3 People have left comments on this post
Spot on, Chris.
In the book, Windschuttle makes quite an effort to meet your second point of criticism, and that is probably why few of his academic critics took that angle.
Among W’s main arguments are that the Tasmanian aboriginals were almost impossible to catch unless they wanted to interact with the Europeans, that they were really few to begin with, and that the main reason that so may died was inadvertently introduced European disease.

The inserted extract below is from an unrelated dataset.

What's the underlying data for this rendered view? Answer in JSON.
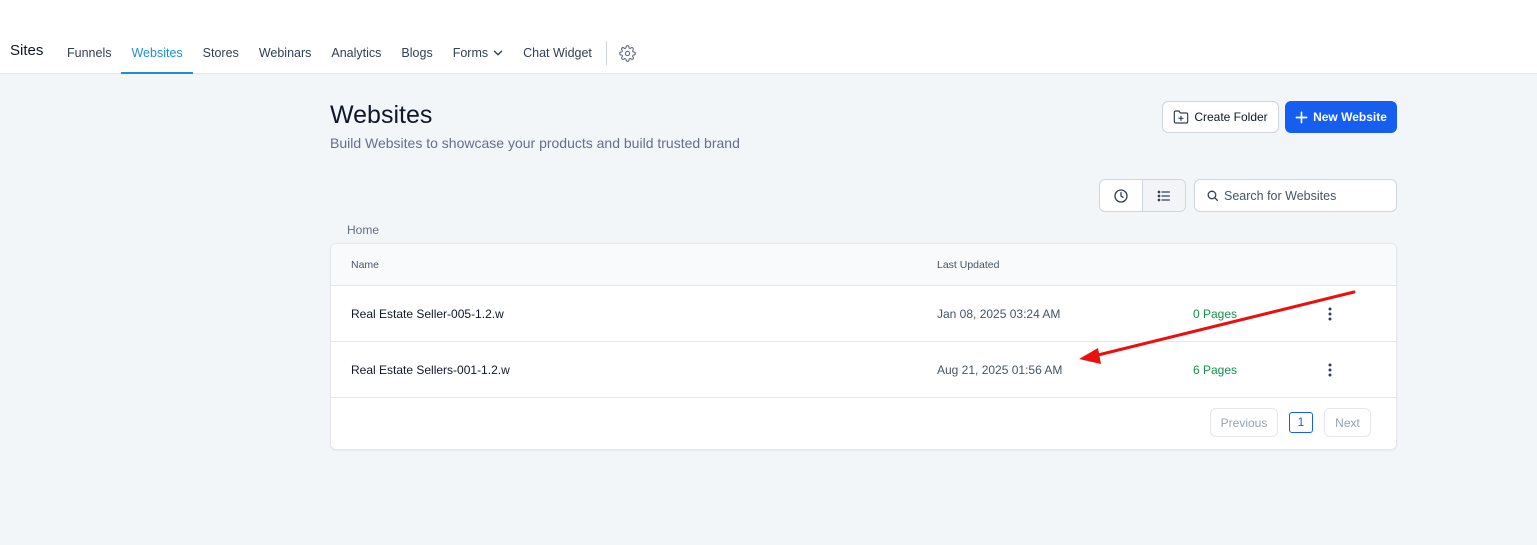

Anyway, my political views aren’t conservative, so that’s not why I redommend the book. I like painstaking rationalistic scholarship.
Martin, that was a quick response! Rest assured I was not trying to peg your political views, and even if you were conservative, that in and of itself would not have affected the argument.
I’m not sure we’re talking about exactly the same things. I’m in full agreement with Windschuttle that there was never a genocidal program in Australia. The closest that we ever came to that was the Black Line misadventure and the relocation of the Tasmanian Aboriginal settlement to Flinders Island. The Black Line was laughably incompetent and the resettlement was an unanticipated disaster, but neither event was motivated by a desire for extermination. In this regard I am fully on Windschuttle’s side.
But I still hold that Windschuttle is dogmatically in favour of official documents as the Yardstick of Truth. Many times he said something along the lines of: the supposed Massacre at Example Station was reported by Bad Historian from an oral report by a remote descendant of the Aborigines, but in the contemporaneous police report you find that Officer Plod concluded that the incident did not warrant further investigation and no white settlers were charged; therefore there is no reason to believe there was a massacre. This template is applied repeatedly.